A related question is who stands to lose from legal changes to pot laws? Those are the people I wish WE could watch.
What impact do changes have on DA’s and caseloads etc.?
Isn’t the #1 violation that’s going to courts – pot possession ? So if the legal systems #1 cash cow is threatened…….
Hmmm.
Your exactly right Jim. They’re afraid that some of them will lose their jobs because there will no longer be the need for the huge number of employees in the massachusetts DA’s office. When, not if, the question of marijuana decrim passes they’ll all be in fear of possible cuts to funding. This is the first step in legalization.
They could go to the big pot growers and beg for jobs as security guards walking outside the fences around commercial crops. You are correct about them fearing losing their money, Shasta County, California just got a record year bringing in more than 400,000 plants credited, for the most part, to Mexican cartels. They are now eligible for a considerably larger amount of money next year to combat the deadly cartel influx into the National Forests.
As a medical cannabis patient I regard sloppy forest grows as a nuisance and generally bad for the entire movement. The hippies in the hills developed mini-patching technologies years ago, not as easy to spot from the air as the larger multi-thousand plant grows…just a hole with layers of organic fertilizers and a plant on top. Not much damage to the environment there and whatever is left over after harvest will feed any neighboring trees.

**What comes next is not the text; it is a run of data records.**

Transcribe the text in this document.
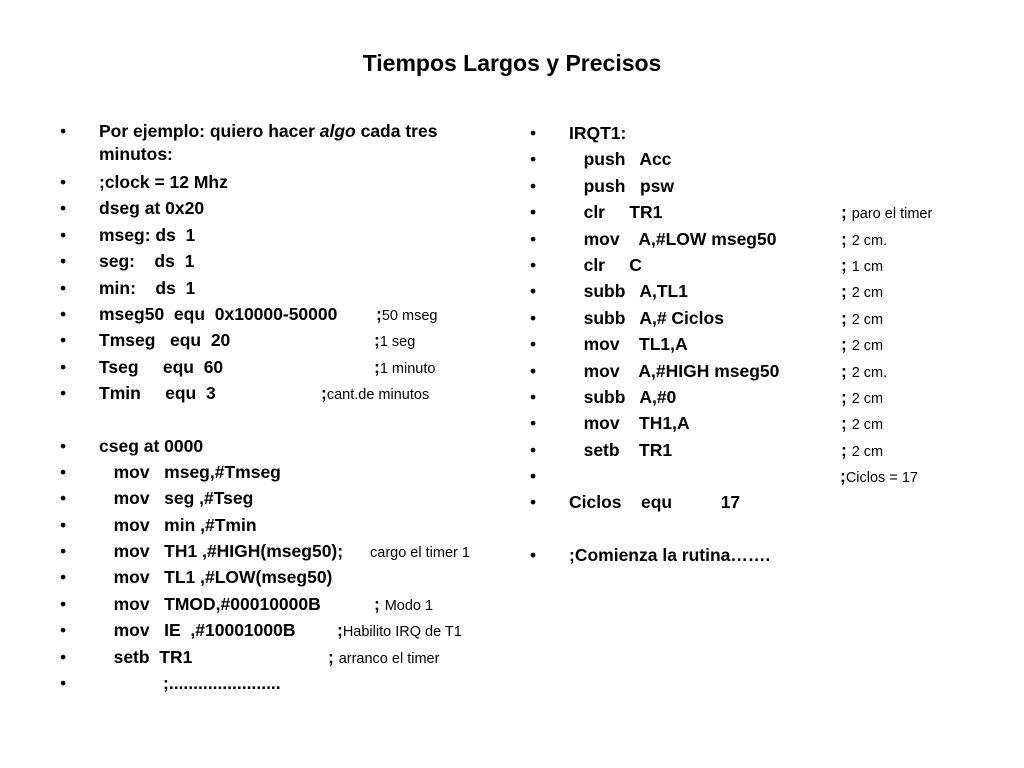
Tiempos Largos y Precisos
• Por ejemplo: quiero hacer algo cada tres minutos:
• ;clock = 12 Mhz
• dseg at 0x20
• mseg: ds  1
• seg:    ds  1
• min:    ds  1
• mseg50  equ  0x10000-50000 ;50 mseg
• Tmseg   equ  20	;1 seg
• Tseg     equ  60	;1 minuto
• Tmin     equ  3	;cant.de minutos
• cseg at 0000
• mov   mseg,#Tmseg
• mov   seg ,#Tseg
• mov   min ,#Tmin
• mov   TH1 ,#HIGH(mseg50); cargo el timer 1
• mov   TL1 ,#LOW(mseg50)
• mov   TMOD,#00010000B	; Modo 1
• mov   IE  ,#10001000B ;Habilito IRQ de T1
• setb  TR1	; arranco el timer
•	;.......................
• IRQT1:
• push   Acc
• push   psw
• clr     TR1	; paro el timer
• mov    A,#LOW mseg50	; 2 cm.
• clr     C	; 1 cm
• subb   A,TL1	; 2 cm
• subb   A,# Ciclos	; 2 cm
• mov    TL1,A	; 2 cm
• mov    A,#HIGH mseg50	; 2 cm.
• subb   A,#0	; 2 cm
• mov    TH1,A	; 2 cm
• setb    TR1	; 2 cm
•	;Ciclos = 17
• Ciclos    equ          17
• ;Comienza la rutina…….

One of the many lies the DRUG LEGALIZATION LOBBY funded by George Soros is telling is that they are not funding studies like the one by “Harvard economist Dr. Jeff Miron,” which claims that Massachusetts’ taxpayers spend $29.5 million a year just to arrest and book offenders who possess about 28 grams or less of marijuana. Never mind the lie that people are in jail for possession here. Soros gave $400K to get this on the Mass. ballot. Also, did you know that pot possession cases in Mass. are already automatically continued with a year on probation, followed by dismissal if it doesn’t happen again? And it can be sealed from your record upon request? This proposed change in the law would make it so you could get caught as many times as you like. And you could get a college scholarship even if you’re caught ten times, which everyone knows means you are a dealer. A 17 year old dealer on your child’s or grandchild’s college campus can have multiple charges for possession with less of a penalty than there is for alcohol. Think about it. Vote NO on Question 2.
At MPP’s blog, we welcome dialogue, even with those who disagree. But we do find it disheartening that opponents of reform can’t seem to resist basing their case on straw man arguments, red herrings, and distortions.
The “lie that people are in jail for possession” in Massachusetts is a figment of the poster’s imagination. It’s not an argument that the Committee for Sensible Marijuana Policy, which backs Question 2, has made, and it’s not one MPP has made regarding Massachusetts either.
What does happen is that a Criminal Offender Record Information (CORI) report is generated at the time of arrest — not conviction — and these records do in fact haunt people for life.
The poster then raises another straw man argument, imagining a hypothetical 17-year-old dealer with 10 marijuana arrests (but miraculously never caught selling) getting a college scholarship. This odd flight of fantasy is used to avoid dealing with the fact that Question 2 is actually tougher on juvenile marijuana offenders than current law — requiring parental involvement, drug education, and community service.
And anyone who thinks MPP has hidden the fact that we’ve supported some of Dr. Miron’s research might want to look here: http://www.prohibitioncosts.org/mironreport.html. But I guess attacking the funder is easier than dealing with the substance of Dr. Miron’s work, given that his national study of the budgetary effects of marijuana prohibition was endorsed by over 500 economists, including three Nobel laureates.